With a strategic move towards broadening "Dilbert" for a business audience, Janine Hallisey, VP-marketing, United Media licensing, knew her company could make a popular cartoon an even bigger winner.
"Earlier fans of Dilbert tended to be techy...so we were careful not to go too far into that market while broadening the brand," she says. So last year "we focused a lot on publishing, books, calendars."
The company strategically positioned Dilbert as a business brand, advising the strip creator Scott Adams to go to press with a book publisher "that would stock it in the business, rather than humor, section."

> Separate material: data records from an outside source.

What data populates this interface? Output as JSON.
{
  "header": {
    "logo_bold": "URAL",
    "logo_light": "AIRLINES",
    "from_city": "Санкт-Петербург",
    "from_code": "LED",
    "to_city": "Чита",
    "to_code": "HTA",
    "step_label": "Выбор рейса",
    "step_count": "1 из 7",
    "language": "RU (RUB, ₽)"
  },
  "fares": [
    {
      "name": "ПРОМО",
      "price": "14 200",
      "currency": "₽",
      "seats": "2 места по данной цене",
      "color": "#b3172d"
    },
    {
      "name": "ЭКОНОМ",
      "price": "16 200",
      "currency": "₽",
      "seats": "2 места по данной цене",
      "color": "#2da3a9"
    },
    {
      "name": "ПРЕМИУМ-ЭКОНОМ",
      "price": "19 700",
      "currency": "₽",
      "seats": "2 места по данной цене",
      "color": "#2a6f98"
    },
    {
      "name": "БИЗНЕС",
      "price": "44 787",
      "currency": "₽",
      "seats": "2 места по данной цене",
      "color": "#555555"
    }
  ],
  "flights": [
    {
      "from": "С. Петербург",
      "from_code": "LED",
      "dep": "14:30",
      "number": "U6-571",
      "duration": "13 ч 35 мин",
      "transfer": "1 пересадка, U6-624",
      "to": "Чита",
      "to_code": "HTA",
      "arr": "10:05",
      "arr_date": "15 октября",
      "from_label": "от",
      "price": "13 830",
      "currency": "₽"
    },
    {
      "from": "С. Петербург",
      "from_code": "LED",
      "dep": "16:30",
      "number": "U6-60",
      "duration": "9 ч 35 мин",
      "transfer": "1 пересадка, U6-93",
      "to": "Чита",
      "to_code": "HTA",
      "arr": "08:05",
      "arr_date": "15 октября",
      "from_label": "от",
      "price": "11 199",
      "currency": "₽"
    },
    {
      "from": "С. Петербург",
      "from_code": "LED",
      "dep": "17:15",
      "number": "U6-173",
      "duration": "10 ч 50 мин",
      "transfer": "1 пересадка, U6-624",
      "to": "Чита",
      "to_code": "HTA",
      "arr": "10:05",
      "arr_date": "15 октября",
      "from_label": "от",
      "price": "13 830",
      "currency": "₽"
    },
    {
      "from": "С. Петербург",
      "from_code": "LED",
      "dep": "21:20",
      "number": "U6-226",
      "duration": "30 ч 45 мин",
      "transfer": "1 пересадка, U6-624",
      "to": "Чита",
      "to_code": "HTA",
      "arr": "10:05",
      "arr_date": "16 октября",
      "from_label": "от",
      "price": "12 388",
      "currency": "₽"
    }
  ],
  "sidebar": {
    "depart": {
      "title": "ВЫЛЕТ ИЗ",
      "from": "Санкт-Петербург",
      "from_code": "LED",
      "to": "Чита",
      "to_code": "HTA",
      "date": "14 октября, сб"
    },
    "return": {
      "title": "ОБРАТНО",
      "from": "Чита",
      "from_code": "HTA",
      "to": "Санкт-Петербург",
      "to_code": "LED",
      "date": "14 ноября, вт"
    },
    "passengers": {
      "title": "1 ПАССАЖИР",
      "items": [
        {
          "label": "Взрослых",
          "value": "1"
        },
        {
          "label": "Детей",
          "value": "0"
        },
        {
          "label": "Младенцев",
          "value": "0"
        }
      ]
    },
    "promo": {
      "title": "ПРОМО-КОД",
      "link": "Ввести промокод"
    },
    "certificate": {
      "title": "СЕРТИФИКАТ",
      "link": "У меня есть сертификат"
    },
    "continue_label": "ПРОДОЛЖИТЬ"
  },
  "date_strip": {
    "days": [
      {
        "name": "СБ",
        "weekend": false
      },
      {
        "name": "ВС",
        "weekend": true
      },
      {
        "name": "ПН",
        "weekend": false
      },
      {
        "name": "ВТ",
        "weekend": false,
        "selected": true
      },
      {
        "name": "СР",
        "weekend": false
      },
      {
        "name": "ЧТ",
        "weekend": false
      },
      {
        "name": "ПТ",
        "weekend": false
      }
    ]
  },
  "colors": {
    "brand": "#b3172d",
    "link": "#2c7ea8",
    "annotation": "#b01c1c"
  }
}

Under Ms. Hallisey's advising, the company also chose business-related products for licensing.
"When we looked at what products to license, we looked around people's office cubicles," she says.
While United Media won't talk licensing revenues, Ms. Hallisey can talk volume.
Licensing deals have quadrupled from 10 in 1995 to more than 40 at press time (one of which is a Hallmark deal for 30 different greeting card designs).
This fall 3M Co. launches a series of Post-It notes for the brand, while Oz will bring out mugs and gift books, a handful of companies will license apparel, and a second Dilbert business title will come from HarperCollins.
Meanwhile, the number of newspapers carrying the strip has jumped from from 400 in January 1995 to over 1,000 in May 1996.